The Philadelphia Eagles’ 2014 training camp is just around the corner, and this is the time when reporters pepper coaches and players with empty, open-ended questions. However, among this sea of probes, a hidden gem of a soundbite arose. When asked about last year’s 10-6 record, head coach Chip Kelly said that last season was “just ok.” The two words were simple, yet highly effective.
Kelly has clearly learned how Philly fans think, and knows what they like to hear. In a rugged and passionate sports town like Philadelphia, a worst-to-first season can be forgotten in a heartbeat if it doesn’t produce a Lombardi trophy. Kelly has slowly and steadily revealed his coaching colors this offseason. It began with the release of DeSean Jackson, and has continued ever since.
Kelly flirted with the NFL Coach of the Year award by leading a six-game improvement in his first year, and only plans on improving that mark. After their 1-3 start a year removed from their worst regular season record since 1999, the Eagles ended their year a walk-off field goal away from the NFC divisional round.
As far as the ground game is concerned, Kelly utilized the ability of his star running back LeSean McCoy, who was the NFL’s top rusher in 2014. Collectively, the Eagles led the league in rushing yards per game. This season, McCoy will have a new running mate in the backfield in Darren Sproles. He resonates with Kelly’s system, since he is a hybrid piece that can play running back or wide receiver.
Aerially, Nick Foles, an all-but-forgotten backup at the season’s start, finished with the best touchdown-interception ratio in NFL history at 27:2. Kelly helped him find his niche, despite being a stationary, immobile quarterback in a fast-paced offense. Foles mentioned how Kelly uses a secret teamwork formula that incorporates family values, and how he enjoys playing for him.
“How he treats the players, it goes back to how you treat people how you’d want to be treated,” Foles said in an interview with the Delco Times. “He treats everybody with respect. He wants the best for his players. It’s like a family here and he wants the best for his players, so he gives us the opportunity to do stuff to give us the best opportunity on the field.”
The former Oregon coach has plans to take his team to new heights in 2014. Last season was an indoctrination. Players were sucking wind and bumping into each other in their first year adjusting to a much more complex offense. After just one year, they are running around 30 snaps in team drills, which are 12 more than they could run last year. He already has his offense working at a new gear that most could only dream of. In offensive workouts, the birds’ offense is reeling off plays in a scintillating 15 seconds or less. This may seem astounding to the untrained fan, but it is expected when you have a fast-break football pundit like Kelly at the helm.
“The game of football is four-to-six-second bursts,” he said. “I think we’re trying to mimic it in terms of how we do things.”

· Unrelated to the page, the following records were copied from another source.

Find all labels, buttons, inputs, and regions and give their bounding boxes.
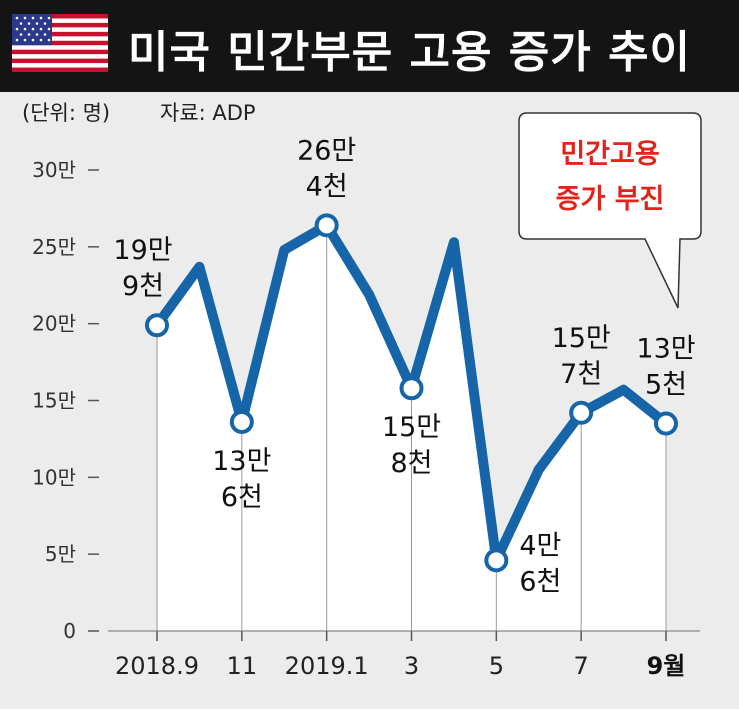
data-label: 6천 (221, 482, 263, 513)
y-tick-label: 10만 (32, 465, 76, 489)
y-tick-label: 25만 (32, 235, 76, 259)
x-tick-label: 11 (227, 652, 258, 680)
y-tick-label: 15만 (32, 389, 76, 413)
y-axis: 30만 25만 20만 15만 10만 5만 0 (32, 158, 99, 643)
chart-title: 미국 민간부문 고용 증가 추이 (128, 27, 692, 78)
x-tick-label: 7 (574, 652, 589, 680)
data-label: 4만 (519, 530, 561, 561)
data-label: 15만 (552, 323, 611, 354)
data-label: 4천 (306, 171, 348, 202)
callout-box: 민간고용 증가 부진 (518, 112, 702, 309)
y-tick-label: 20만 (32, 312, 76, 336)
us-flag-icon (12, 14, 108, 72)
x-axis: 2018.9 11 2019.1 3 5 7 9월 (115, 631, 685, 680)
x-drop-lines (156, 225, 667, 631)
data-label: 26만 (297, 135, 356, 166)
y-tick-label: 30만 (32, 158, 76, 182)
data-point (145, 313, 169, 338)
data-label: 13만 (636, 334, 695, 365)
source-label: 자료: ADP (160, 101, 256, 125)
y-tick-label: 5만 (45, 542, 76, 566)
data-label: 5천 (645, 370, 687, 401)
data-point (484, 548, 509, 573)
x-tick-label: 5 (489, 652, 504, 680)
data-label: 13만 (212, 446, 271, 477)
chart-header: 미국 민간부문 고용 증가 추이 (0, 0, 739, 92)
data-point (569, 400, 594, 425)
data-point (314, 213, 339, 238)
data-markers (145, 213, 678, 573)
x-tick-label: 2018.9 (115, 652, 199, 680)
data-label: 9천 (122, 271, 164, 302)
data-label: 19만 (113, 235, 172, 266)
y-tick-label: 0 (63, 619, 76, 643)
x-tick-label: 3 (404, 652, 419, 680)
callout-line-1: 민간고용 (560, 139, 659, 170)
callout-line-2: 증가 부진 (556, 184, 665, 215)
data-label: 8천 (390, 448, 432, 479)
data-point (399, 376, 424, 401)
data-label: 15만 (382, 412, 441, 443)
data-label: 6천 (519, 566, 561, 597)
data-point (654, 411, 678, 436)
x-tick-label: 9월 (647, 652, 686, 680)
x-tick-label: 2019.1 (285, 652, 369, 680)
unit-label: (단위: 명) (22, 101, 110, 125)
data-label: 7천 (560, 359, 602, 390)
data-point (229, 410, 254, 435)
data-labels: 19만 9천 13만 6천 26만 4천 15만 8천 4만 6천 15만 7천 13만 5천 (113, 135, 695, 597)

Along with his on-the field demeanor, Kelly also manifested a very unconventional approach to his offseason checklist. He drafted a slew of under-the-radar players in the draft. They were taken not just for their draft grades, but their versatility and vast skill set. First-round pick Marcus Smith can play on his feet or in a three-point stance, and has the speed to cover slot receivers if required. Wide receiver Jordan Matthews is the most intriguing prospect. Many are already declaring him as the rookie of the year despite not even playing a snap yet. Metaphorically speaking, the 6-3 Matthews has a large pair of shoes to fill with the aforementioned Jackson now playing for the Washington Redskins.
Although it may seem hard to understand what goes on between Kelly’s temples, all that matters is that it works, and is opening a new era of success in a town that desperately needs someone to root for. Every journey begins with a single step, and a six-game turnaround is a giant step. With a complacency-free mindset, this year’s Eagles may become more than “just ok” in 2014.